A British billionaire has built a 7 per cent stake in beleaguered investment bank Bear Stearns.

British billionaire Joseph Lewis has taken a punt on Bear Stearns by acquiring a 7 per cent stake in the beleaguered US investment bank.

Lewis has purchased US$860.4 million worth of Bear Stearns' shares and become one of its largest shareholders.

The bank's shares closed up 2 per cent at US$107.50 on the New York Stock Exchange on 10 September, after moving as high as US$109.55 earlier.

Lewis disclosed the stake, which amounts to 8.1 million shares, in a filing with the Securities and Exchange Commission (SEC) earlier this week.

His holding is more than any other shareholder reported at the end of June.
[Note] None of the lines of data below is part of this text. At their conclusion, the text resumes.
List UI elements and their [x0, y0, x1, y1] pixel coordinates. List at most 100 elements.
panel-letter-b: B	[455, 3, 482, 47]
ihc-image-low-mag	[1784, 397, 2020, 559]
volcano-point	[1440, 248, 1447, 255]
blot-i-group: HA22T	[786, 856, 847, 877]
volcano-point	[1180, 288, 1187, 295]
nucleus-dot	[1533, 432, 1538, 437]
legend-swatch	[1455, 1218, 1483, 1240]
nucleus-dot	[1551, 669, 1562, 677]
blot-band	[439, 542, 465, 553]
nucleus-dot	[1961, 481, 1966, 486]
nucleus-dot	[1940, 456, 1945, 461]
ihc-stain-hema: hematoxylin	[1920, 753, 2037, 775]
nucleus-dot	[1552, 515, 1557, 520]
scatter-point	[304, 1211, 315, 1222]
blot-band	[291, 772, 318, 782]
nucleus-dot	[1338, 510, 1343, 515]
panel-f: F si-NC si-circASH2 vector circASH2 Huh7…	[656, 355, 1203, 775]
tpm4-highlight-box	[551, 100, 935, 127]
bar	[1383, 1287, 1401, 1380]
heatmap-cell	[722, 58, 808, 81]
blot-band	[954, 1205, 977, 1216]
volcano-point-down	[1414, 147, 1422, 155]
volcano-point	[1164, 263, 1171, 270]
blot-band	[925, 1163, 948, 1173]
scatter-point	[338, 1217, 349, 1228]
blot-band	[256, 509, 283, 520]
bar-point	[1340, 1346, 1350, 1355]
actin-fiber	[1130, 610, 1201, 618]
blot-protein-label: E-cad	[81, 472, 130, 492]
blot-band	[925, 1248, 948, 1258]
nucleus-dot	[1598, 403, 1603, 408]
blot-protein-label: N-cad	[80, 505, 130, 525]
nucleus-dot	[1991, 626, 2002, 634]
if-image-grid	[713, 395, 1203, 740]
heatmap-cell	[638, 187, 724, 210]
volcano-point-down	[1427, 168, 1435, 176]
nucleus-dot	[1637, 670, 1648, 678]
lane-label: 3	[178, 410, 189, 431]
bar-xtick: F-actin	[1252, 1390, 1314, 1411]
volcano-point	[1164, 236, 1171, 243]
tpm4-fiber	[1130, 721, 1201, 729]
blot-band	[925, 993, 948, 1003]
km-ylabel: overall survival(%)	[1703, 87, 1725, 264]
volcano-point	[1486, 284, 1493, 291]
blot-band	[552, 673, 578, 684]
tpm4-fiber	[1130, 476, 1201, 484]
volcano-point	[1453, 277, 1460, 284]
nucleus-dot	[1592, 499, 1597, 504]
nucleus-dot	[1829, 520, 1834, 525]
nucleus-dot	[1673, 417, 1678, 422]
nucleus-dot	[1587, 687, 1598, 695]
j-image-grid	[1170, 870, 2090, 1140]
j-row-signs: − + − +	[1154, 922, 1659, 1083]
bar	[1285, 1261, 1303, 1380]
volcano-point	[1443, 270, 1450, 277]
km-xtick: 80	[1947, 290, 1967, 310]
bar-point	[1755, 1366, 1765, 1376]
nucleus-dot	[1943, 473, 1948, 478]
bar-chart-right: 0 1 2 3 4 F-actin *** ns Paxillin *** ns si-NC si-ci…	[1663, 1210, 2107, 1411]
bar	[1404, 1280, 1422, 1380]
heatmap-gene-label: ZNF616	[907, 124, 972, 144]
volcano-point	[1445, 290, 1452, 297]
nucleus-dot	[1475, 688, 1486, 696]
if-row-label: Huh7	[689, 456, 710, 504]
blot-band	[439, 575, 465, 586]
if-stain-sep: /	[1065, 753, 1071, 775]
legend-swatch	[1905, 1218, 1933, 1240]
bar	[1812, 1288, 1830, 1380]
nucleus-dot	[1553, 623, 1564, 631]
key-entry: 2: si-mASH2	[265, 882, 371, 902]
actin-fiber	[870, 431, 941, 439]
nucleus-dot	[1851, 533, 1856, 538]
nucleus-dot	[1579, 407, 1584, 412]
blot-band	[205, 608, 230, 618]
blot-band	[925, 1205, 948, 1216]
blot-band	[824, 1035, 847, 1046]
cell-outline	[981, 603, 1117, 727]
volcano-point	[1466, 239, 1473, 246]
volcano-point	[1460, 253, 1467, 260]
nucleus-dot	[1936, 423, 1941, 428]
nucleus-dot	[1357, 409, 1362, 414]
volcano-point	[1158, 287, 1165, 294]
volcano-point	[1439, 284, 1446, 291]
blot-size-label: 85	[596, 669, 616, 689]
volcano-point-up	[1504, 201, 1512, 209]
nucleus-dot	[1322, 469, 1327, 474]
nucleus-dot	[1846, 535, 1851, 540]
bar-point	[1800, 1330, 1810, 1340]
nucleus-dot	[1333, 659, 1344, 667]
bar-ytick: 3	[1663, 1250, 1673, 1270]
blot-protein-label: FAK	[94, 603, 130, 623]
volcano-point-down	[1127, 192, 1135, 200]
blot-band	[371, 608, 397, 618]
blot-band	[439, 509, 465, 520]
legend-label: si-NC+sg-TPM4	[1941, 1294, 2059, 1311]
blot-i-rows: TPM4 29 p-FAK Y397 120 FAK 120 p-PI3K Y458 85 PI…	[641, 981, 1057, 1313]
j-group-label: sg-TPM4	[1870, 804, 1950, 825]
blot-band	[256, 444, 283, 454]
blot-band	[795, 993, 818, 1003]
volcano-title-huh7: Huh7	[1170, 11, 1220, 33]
Putnam Investment Management was the largest institutional shareholder, before Lewis stepped in, with 7.03 million shares, or 6 per cent, of the outstanding shares.

Bears Stearns chairman and chief executive James E Cayne owns 5.8 percent of the firm's stock, according to the latest Bear Stearns proxy statement.

Bear Stearns shares have fallen by about 35 per cent this year after two of its hedge funds were wiped out by the recent crisis in the US sub-prime market.

Lewis made his fortune as a currency trader in the 1970s and later moved to the Bahamas.